New method: query_genotypes
We’ve introduced a new method query_genotypes
. If you’re familiar with query_samples
and query_variants
, it’s more of the same. But this method is actually pretty special: it exposes the SQL-like Hail query interface for every genotype in the dataset, as if you just had a very large SQL table with variant. sample, annotation, and genotype columns.

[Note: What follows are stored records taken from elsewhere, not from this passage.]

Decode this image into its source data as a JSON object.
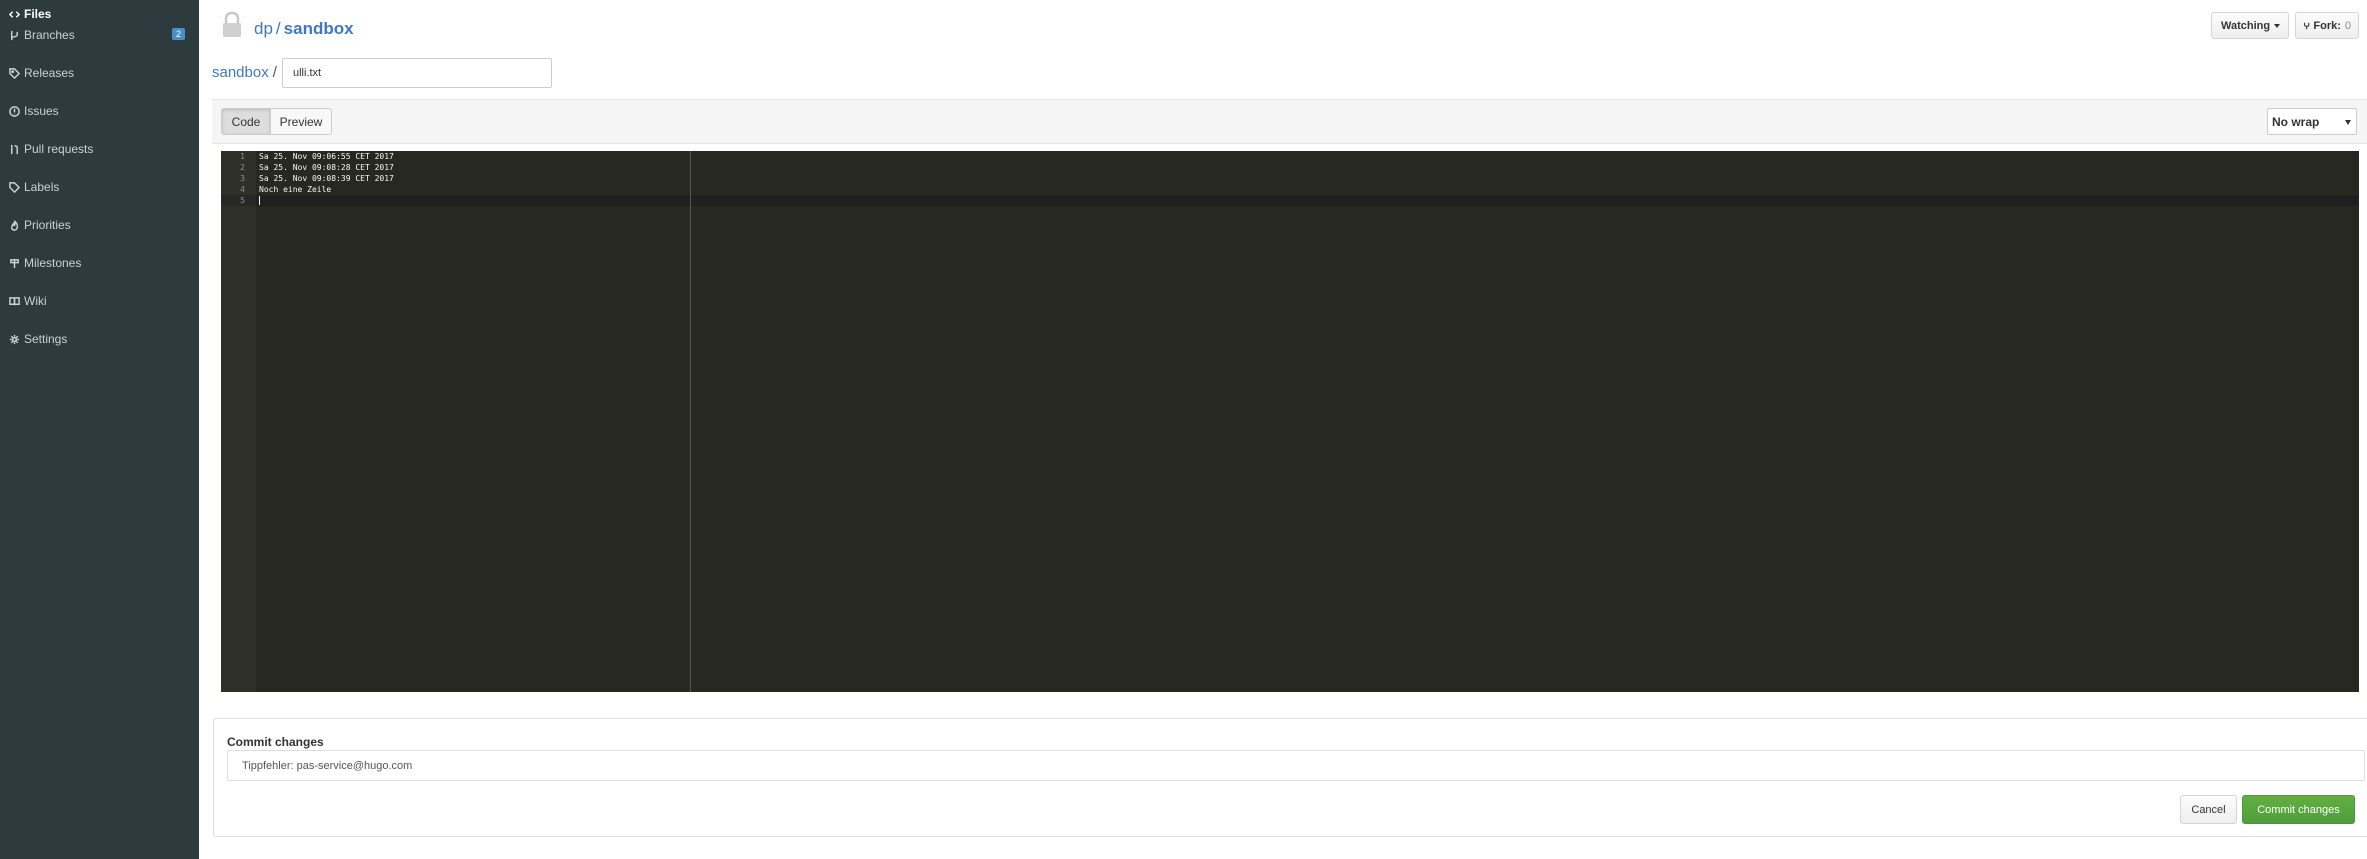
{
  "sidebar": {
    "items": [
      {
        "label": "Files",
        "icon": "code-icon",
        "active": true
      },
      {
        "label": "Branches",
        "icon": "branch-icon",
        "badge": "2"
      },
      {
        "label": "Releases",
        "icon": "tag-icon"
      },
      {
        "label": "Issues",
        "icon": "issue-icon"
      },
      {
        "label": "Pull requests",
        "icon": "pull-request-icon"
      },
      {
        "label": "Labels",
        "icon": "label-icon"
      },
      {
        "label": "Priorities",
        "icon": "flame-icon"
      },
      {
        "label": "Milestones",
        "icon": "milestone-icon"
      },
      {
        "label": "Wiki",
        "icon": "book-icon"
      },
      {
        "label": "Settings",
        "icon": "gear-icon"
      }
    ]
  },
  "header": {
    "owner": "dp",
    "separator": "/",
    "repo": "sandbox",
    "watch_label": "Watching",
    "fork_label": "Fork:",
    "fork_count": "0"
  },
  "file": {
    "breadcrumb_repo": "sandbox",
    "breadcrumb_sep": "/",
    "filename": "ulli.txt"
  },
  "toolbar": {
    "code_tab": "Code",
    "preview_tab": "Preview",
    "wrap_option": "No wrap"
  },
  "editor": {
    "lines": [
      {
        "num": "1",
        "text": "Sa 25. Nov 09:06:55 CET 2017"
      },
      {
        "num": "2",
        "text": "Sa 25. Nov 09:08:28 CET 2017"
      },
      {
        "num": "3",
        "text": "Sa 25. Nov 09:08:39 CET 2017"
      },
      {
        "num": "4",
        "text": "Noch eine Zeile"
      },
      {
        "num": "5",
        "text": ""
      }
    ]
  },
  "commit": {
    "title": "Commit changes",
    "message": "Tippfehler: pas-service@hugo.com",
    "cancel_label": "Cancel",
    "submit_label": "Commit changes"
  },
  "colors": {
    "sidebar_bg": "#2d3a3e",
    "link": "#4078c0",
    "editor_bg": "#272822",
    "commit_button": "#55a53e"
  }
}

But Hail’s matrix-based engine executes this query far more efficiently than traditional SQL databases could.
Examples
>>> call_rate = vds.query_genotypes('gs.fraction(g => g.isCalled())')
Sure, you can get call rate using specific functionality:
>>> call_rate = vds.count(genotypes=True)['callRate']
But Hail sure doesn’t have a specific function for computing a histogram of all GQ values in a dataset, and this is extremely easy to do with query_genotypes.
>>> [hist] = vds.query_genotypes(['gs.map(g => g.gq).hist(0, 100, 100)'])
>>> plt.xlim(0, 101)
>>> plt.ylim(0, 3000000)
>>> plt.xlabel('GQ Bin')
>>> plt.ylabel('Count')
>>> plt.scatter(hist.binEdges[1:], hist.binFrequencies)
>>> plt.show()
No update is complete without breaking changes
You may have expressions like this in the past, which were completely valid until today:
>>> vds.query_variants('variants.filter(v => v.altAllele.isSNP()).count()')
However, this will now cause an error:
TypeError: argument 'exprs' must be a list of str, but found <type 'str'>
All of the query
methods (query_samples
, query_variants
, and the new query_genotypes
) now require a list as the input parameter. This not only makes it clearer that the return type of these functions is a list
, but also (we think) makes it clear that you should execute all your queries at once for efficient pipelines.